正義のハッカー育成 ウイルス作り敵を知る

http://www.nikkei.com/article/DGKKZO87794050X00C15A6CC1000/

政府機関や企業へのサイバー攻撃が増えているのに対し、セキュリティーを担う人材不足は深刻化している。情報処理推進機構の推計によると、国内では約8万人の技術者が足りない。次世代の人材育成に取り組む竹迫の危機意識は強い。

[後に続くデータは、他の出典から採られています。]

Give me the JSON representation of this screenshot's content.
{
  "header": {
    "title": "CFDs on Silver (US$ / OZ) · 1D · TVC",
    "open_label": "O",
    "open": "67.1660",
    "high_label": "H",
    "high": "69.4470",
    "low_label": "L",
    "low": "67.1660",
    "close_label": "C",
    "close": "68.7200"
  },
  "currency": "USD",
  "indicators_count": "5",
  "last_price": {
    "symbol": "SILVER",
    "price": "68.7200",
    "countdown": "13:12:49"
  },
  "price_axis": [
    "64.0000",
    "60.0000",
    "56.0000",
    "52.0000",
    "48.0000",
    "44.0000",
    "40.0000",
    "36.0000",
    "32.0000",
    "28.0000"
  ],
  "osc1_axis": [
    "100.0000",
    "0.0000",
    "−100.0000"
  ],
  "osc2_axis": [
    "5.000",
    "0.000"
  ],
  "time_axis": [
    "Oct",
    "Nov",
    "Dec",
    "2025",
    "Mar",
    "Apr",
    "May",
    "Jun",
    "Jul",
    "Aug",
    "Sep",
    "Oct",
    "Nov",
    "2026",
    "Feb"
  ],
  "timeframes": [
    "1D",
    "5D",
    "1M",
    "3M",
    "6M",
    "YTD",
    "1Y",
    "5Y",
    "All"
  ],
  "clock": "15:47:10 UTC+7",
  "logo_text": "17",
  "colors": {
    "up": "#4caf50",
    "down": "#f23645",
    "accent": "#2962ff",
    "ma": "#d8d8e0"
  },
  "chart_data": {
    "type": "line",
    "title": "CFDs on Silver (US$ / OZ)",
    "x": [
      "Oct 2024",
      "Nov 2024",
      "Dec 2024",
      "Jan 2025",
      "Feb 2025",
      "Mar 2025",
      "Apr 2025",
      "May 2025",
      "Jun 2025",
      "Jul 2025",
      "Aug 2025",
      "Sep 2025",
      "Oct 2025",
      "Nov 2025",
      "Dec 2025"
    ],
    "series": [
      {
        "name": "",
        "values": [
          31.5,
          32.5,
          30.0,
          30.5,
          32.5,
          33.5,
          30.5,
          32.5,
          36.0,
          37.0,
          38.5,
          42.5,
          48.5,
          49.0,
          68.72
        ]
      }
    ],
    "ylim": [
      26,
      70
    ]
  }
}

「スマートメーターやネット家電など通信回線につながる機器の開発が進む一方で、日本はセキュリティーの研究や人材育成が遅れている」

セキュリティーを担う人材育成があまり進まなかった一因は、本来は技術に精通した人を指す「ハッカー」が、犯罪行為を行う「クラッカー」と混同されてきたためだ。SECCON実行委員長を務める竹迫は「クラッカーから組織を守る正義のハッカー、『ホワイトハッカー』を育成しなければならない」と強調する。

米国では「CTF(キャプチャー・ザ・フラッグ)」と呼ばれる大会が盛んだった。主催者側が用意したサーバーの支配権を各チームが争う。サーバーへの攻撃が成功したチームは他チームからの攻撃を防御するプログラムを組み上げる。日本でも始めようと、ハッカー仲間とCTFの立ち上げを計画したが、「攻撃を教えるのは危険」と批判を浴びスポンサー集めは難航した。潮目が変わったのは、09年以降に政府機関などにウイルスを仕込んだメールが相次いで届いた事件。海外の対策ソフトでは防ぎきれず、国産技術の開発と人材育成が求められた。

なるほど、日本でホワイトハッカーが不足しているのは、ハッカーがクラッカーと混同されてきたり、「攻撃」の視点が弱い文化的なところもあるようです。